A senior Kuwaiti official affirmed on Friday that his country will take part in a consultative conference of the Iraqi opposition due to be held in London in mid-December, Kuwait's official KUNA news agency reported.
"Undoubtedly with regard to the fact that we are close to the theatre of events and the need to follow up on events in the region, we will attend the conference held next week in London," Kuwaiti Information Minister Sheikh Ahmad al-Fahd al-Ahmad al-Sabah was quoted by KUNA as saying.
"On these bases, Kuwait will attend in response to an invitations an observer to follow up on resolutions due to be taken during the meetings, so we may be able to draw up an explicit perspective of the nature of the events taking place in the region," Sheikh Ahmad, who is also acting oil minister, added.
All Iraqi opposition groups, numbered 300 figures, are expected to take part in the conference, due to be held on December 13-15.
The conferees are scheduled to draw up a strategy on how to deal with conditions in Iraq in case the regime of Saddam Hussein was toppled.
On Monday, Kuwaiti Foreign Minister Sheikh Sabah al-Ahmad al-Jaber al-Sabah held talks here with visiting Jalal Talabani, the leader of the Iraq-based Patriotic Union of Kurdistan, on the future of Iraq without President Saddam Hussein. However he stressed that the talks were only consultations, not interference in Iraq's affairs.
The patriotic Union is one of the two groups that control the Kurdish autonomous zone of northern Iraq.
Later Tuesday, Talabani told reporters that Kuwait will send an observer delegation to the upcoming Iraqi opposition conference in London.
Last week, chief of the Tehran-based Supreme Council for the Islamic Revolution in Iraq Mohammad Baqer Al-Hakim visited Kuwait and held talks with Sheikh Sabah, who is also deputy prime minister.

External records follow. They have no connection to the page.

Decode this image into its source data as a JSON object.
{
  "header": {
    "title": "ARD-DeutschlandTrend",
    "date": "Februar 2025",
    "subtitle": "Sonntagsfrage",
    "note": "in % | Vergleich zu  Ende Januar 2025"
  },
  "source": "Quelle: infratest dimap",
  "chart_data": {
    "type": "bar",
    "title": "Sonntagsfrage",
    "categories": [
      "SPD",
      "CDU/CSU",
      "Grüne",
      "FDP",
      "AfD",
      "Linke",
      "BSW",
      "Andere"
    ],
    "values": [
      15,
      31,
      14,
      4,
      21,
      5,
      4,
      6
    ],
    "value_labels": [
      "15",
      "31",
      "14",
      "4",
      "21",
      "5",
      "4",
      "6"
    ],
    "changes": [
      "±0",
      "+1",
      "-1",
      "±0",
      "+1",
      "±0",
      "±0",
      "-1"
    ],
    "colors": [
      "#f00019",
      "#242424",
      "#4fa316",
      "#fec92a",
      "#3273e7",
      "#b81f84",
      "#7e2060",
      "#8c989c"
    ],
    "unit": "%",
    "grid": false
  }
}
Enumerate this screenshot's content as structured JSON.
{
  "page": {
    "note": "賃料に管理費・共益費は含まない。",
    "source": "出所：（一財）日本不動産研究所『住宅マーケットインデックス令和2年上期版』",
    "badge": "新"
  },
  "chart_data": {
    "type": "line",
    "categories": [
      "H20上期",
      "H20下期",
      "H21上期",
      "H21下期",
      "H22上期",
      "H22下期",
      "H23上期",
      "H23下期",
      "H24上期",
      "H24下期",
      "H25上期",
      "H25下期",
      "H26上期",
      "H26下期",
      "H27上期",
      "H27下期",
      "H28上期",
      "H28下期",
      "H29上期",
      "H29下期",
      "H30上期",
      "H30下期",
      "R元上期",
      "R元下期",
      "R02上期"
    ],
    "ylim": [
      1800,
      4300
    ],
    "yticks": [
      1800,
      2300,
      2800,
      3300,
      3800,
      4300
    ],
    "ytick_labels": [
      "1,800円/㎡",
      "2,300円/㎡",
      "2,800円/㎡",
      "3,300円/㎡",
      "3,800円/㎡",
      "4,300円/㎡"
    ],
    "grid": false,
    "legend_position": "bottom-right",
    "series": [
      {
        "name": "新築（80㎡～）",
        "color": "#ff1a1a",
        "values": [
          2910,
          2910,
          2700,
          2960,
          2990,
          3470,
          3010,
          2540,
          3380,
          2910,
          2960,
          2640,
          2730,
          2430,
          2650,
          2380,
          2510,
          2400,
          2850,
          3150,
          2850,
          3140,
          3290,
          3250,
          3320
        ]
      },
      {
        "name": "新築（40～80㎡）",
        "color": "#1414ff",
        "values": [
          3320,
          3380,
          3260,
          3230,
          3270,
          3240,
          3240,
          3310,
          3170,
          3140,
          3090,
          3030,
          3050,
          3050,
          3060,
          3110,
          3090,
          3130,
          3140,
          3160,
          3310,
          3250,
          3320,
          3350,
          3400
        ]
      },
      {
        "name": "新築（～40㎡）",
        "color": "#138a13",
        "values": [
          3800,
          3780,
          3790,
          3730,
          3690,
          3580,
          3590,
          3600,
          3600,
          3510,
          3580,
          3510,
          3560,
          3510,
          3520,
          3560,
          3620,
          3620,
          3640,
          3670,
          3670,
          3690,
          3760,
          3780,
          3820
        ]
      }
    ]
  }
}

Al-Hakim said that the upcoming opposition conference in London aims at unifying the opposition's media address to the Iraqi people, army and government institutions, stressing that all opposition parties in Iraq should forge a unified stance.
Relations between Kuwait and Baghdad have been severed since Iraq invaded the oil-rich Gulf neighbour in 1990.
The United States has been preparing for military action against Iraq if Baghdad does not fully cooperate with the United Nations inspectors who are seeking to verify that Baghdad has eliminated its weapons of mass destruction.
The United States has recently intensified its military buildup in Kuwait, its close ally, arousing suspicions that the Gulf state will be a key launch pad for a strike against Iraq.